There has been quite a lot of comment, informed and otherwise, around the red card handed to the aptly named French fullback Benjamin Fall.

While most pundits expressed a feeling of regret about the red card, the French prop Uini Antonio went on the offensive – claiming that when playing in New Zealand you were always playing against sixteen opponents.

Accusations of referee bias are nothing new.

I can recall listening to the All Blacks playing "French Selections" in France in bed on my crystal radio set as a youngster and hearing all sorts of comments from the NZBC commentators about the sometimes strange decisions of the local referee, whose chances of getting off the field safely depended on ensuring he was not seen to be favouring the visiting side.


The pendulum usually swung emphatically against the All Blacks.

New Zealand teams in South Africa in 1960, 1970 and 1976 were often subjected to some dubious refereeing decisions.

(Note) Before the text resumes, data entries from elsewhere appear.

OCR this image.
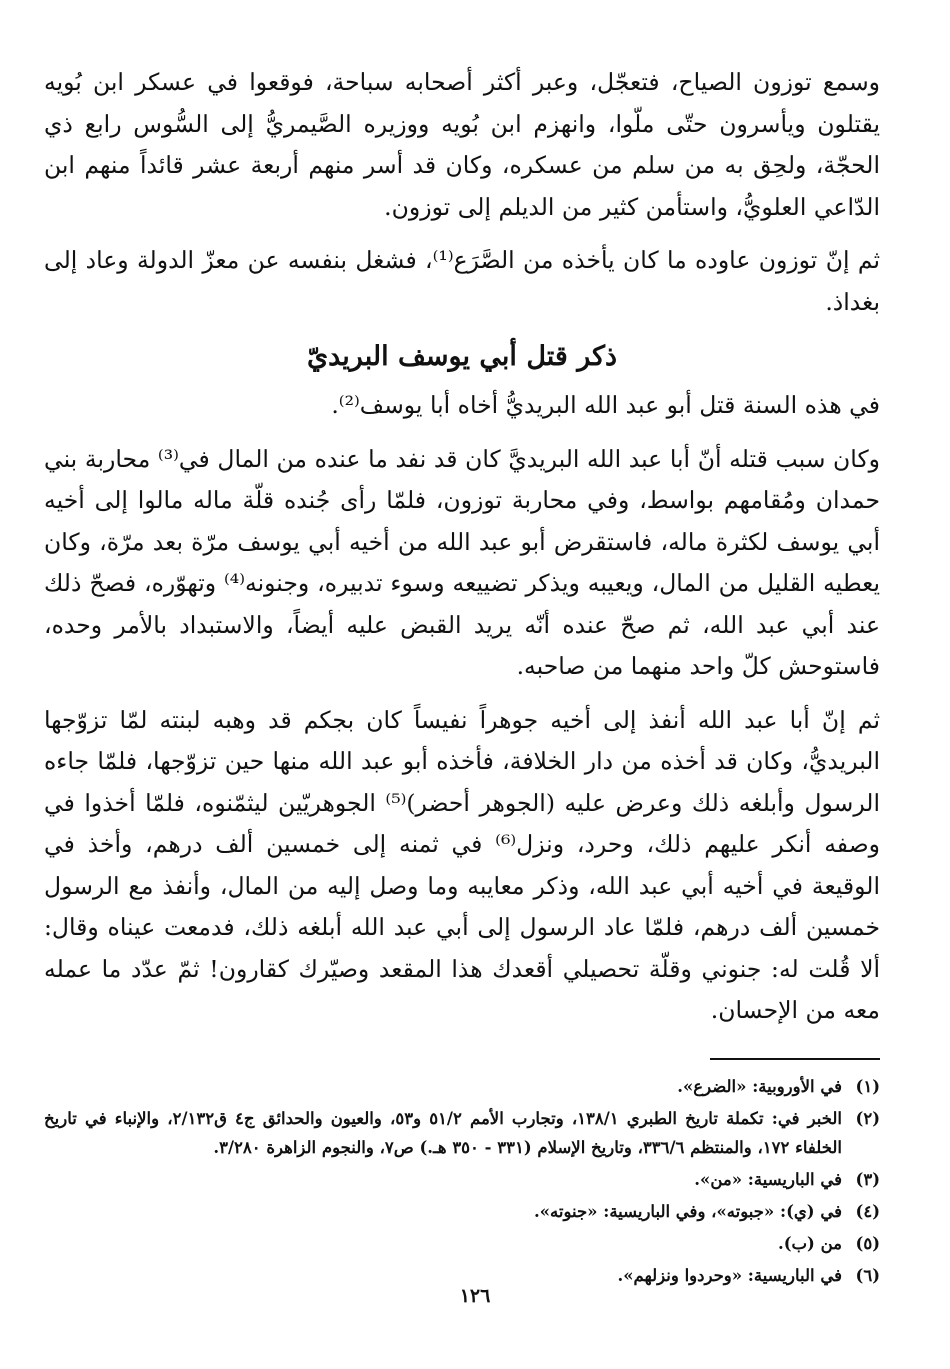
وسمع توزون الصياح، فتعجّل، وعبر أكثر أصحابه سباحة، فوقعوا في عسكر ابن بُويه يقتلون ويأسرون حتّى ملّوا، وانهزم ابن بُويه ووزيره الصَّيمريُّ إلى السُّوس رابع ذي الحجّة، ولحِق به من سلم من عسكره، وكان قد أسر منهم أربعة عشر قائداً منهم ابن الدّاعي العلويُّ، واستأمن كثير من الديلم إلى توزون.

ثم إنّ توزون عاوده ما كان يأخذه من الصَّرَع⁽¹⁾، فشغل بنفسه عن معزّ الدولة وعاد إلى بغداذ.

ذكر قتل أبي يوسف البريديّ

في هذه السنة قتل أبو عبد الله البريديُّ أخاه أبا يوسف⁽²⁾.

وكان سبب قتله أنّ أبا عبد الله البريديَّ كان قد نفد ما عنده من المال في⁽³⁾ محاربة بني حمدان ومُقامهم بواسط، وفي محاربة توزون، فلمّا رأى جُنده قلّة ماله مالوا إلى أخيه أبي يوسف لكثرة ماله، فاستقرض أبو عبد الله من أخيه أبي يوسف مرّة بعد مرّة، وكان يعطيه القليل من المال، ويعيبه ويذكر تضييعه وسوء تدبيره، وجنونه⁽⁴⁾ وتهوّره، فصحّ ذلك عند أبي عبد الله، ثم صحّ عنده أنّه يريد القبض عليه أيضاً، والاستبداد بالأمر وحده، فاستوحش كلّ واحد منهما من صاحبه.

ثم إنّ أبا عبد الله أنفذ إلى أخيه جوهراً نفيساً كان بجكم قد وهبه لبنته لمّا تزوّجها البريديُّ، وكان قد أخذه من دار الخلافة، فأخذه أبو عبد الله منها حين تزوّجها، فلمّا جاءه الرسول وأبلغه ذلك وعرض عليه (الجوهر أحضر)⁽⁵⁾ الجوهريّين ليثمّنوه، فلمّا أخذوا في وصفه أنكر عليهم ذلك، وحرد، ونزل⁽⁶⁾ في ثمنه إلى خمسين ألف درهم، وأخذ في الوقيعة في أخيه أبي عبد الله، وذكر معايبه وما وصل إليه من المال، وأنفذ مع الرسول خمسين ألف درهم، فلمّا عاد الرسول إلى أبي عبد الله أبلغه ذلك، فدمعت عيناه وقال: ألا قُلت له: جنوني وقلّة تحصيلي أقعدك هذا المقعد وصيّرك كقارون! ثمّ عدّد ما عمله معه من الإحسان.

(١)
في الأوروبية: «الضرع».
(٢)
الخبر في: تكملة تاريخ الطبري ١٣٨/١، وتجارب الأمم ٥١/٢ و٥٣، والعيون والحدائق ج٤ ق٢/١٣٢، والإنباء في تاريخ الخلفاء ١٧٢، والمنتظم ٣٣٦/٦، وتاريخ الإسلام (٣٣١ - ٣٥٠ هـ.) ص٧، والنجوم الزاهرة ٣/٢٨٠.
(٣)
في الباريسية: «من».
(٤)
في (ي): «جبوته»، وفي الباريسية: «جنوته».
(٥)
من (ب).
(٦)
في الباريسية: «وحردوا ونزلهم».
١٢٦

Test matches were officiated by local referees and the name Piet Robbertse seems seared into my memory for all the wrong reasons.

Back here in New Zealand a few years ago the All Black and Canterbury prop Kerry Tanner was involved in a terse exchange with the referee when he was captaining his beloved Sydenham side on one Saturday afternoon in Christchurch.

One of Tanner's team was injured and had to be assisted from the field.

Before the injured player had reached the sideline, Tanner growled, "Right, enough of this mucking around, let's get on with the game".

"Hang on a minute," commented the referee, "you've got sixteen players on the field".

"That makes it even, then," was Tanner's retort.

I find it unusual that World Rugby's powers-that-be should have cancelled the red card from last Saturday's game.

After all, it was their directive that led to the match officials coming to the only decision open to them at the time as a result of the incident.

There is nothing in the law book about "protecting players in the air".

It was World Rugby who sent out the message that players in the air attempting to catch the ball had all rights, while players on the ground had to ensure the catcher came to ground safely.

If both (or more) players went up in the air competing for the ball and a collision occurred with a player landing unsafely, that was regarded as a fair contest, provided all players were watching the ball and genuinely trying to catch it.

But it can be a fine line between safe and unsafe contests.

The four match officials on Saturday had the advantage of endless replays before making their decision.

Pity your Saturday afternoon local club referee – he has about one, or at most, two seconds to observe intent and consequences before making a decision.

Spectators may have a different view and some aren't too slow in making their disagreement obvious, especially if their team is believed to have been disadvantaged.

World Rugby Inc bosses seem to be constantly tinkering with the laws of the game in efforts to make it safer, while at the same time more appealing to a wider world audience.

Last Saturday's red card was probably an unintended consequence of this tinkering habit and they were quick to try and cover their backs by rescinding the card.

There have been comments about hoping the referee for tonight's test match will take a more "relaxed" approach to the game.

We're talking test match rugby here, where national psyches are involved, so just how "relaxed" can the referee be in adjudicating for a fair contest?

I think the critical point should be ruling only on those infringements that actually impact on the game.

If a player is offside at a ruck or maul and play then moves towards the other side of the ruck or maul, away from the offside player, then coming back for the penalty for an infringement which had no impact on play is rather pedantic.

After last week's column about the tackle area it was refreshing to see Taranaki ref Paul Williams referee this area of the game in what I thought was a fair and accurate manner in the Australia vs Ireland test match in Melbourne.

Players who went to ground beyond the ball illegally were penalised and told to "stay on your feet".

He was also very firm in dealing with players who cleaned out opponents a metre or more away from the tackle or ruck area.

There should be more of that sort of refereeing.

So, sit back and enjoy the third test tonight. Let's hope it is a fair contest and that the best team wins.

I am also hoping there won't be any more contentious game-changing decisions so that Monsieur Antonio can go home with a less bitter taste in his mouth.

Maybe some Bluff oysters might help, in the absence of escargot.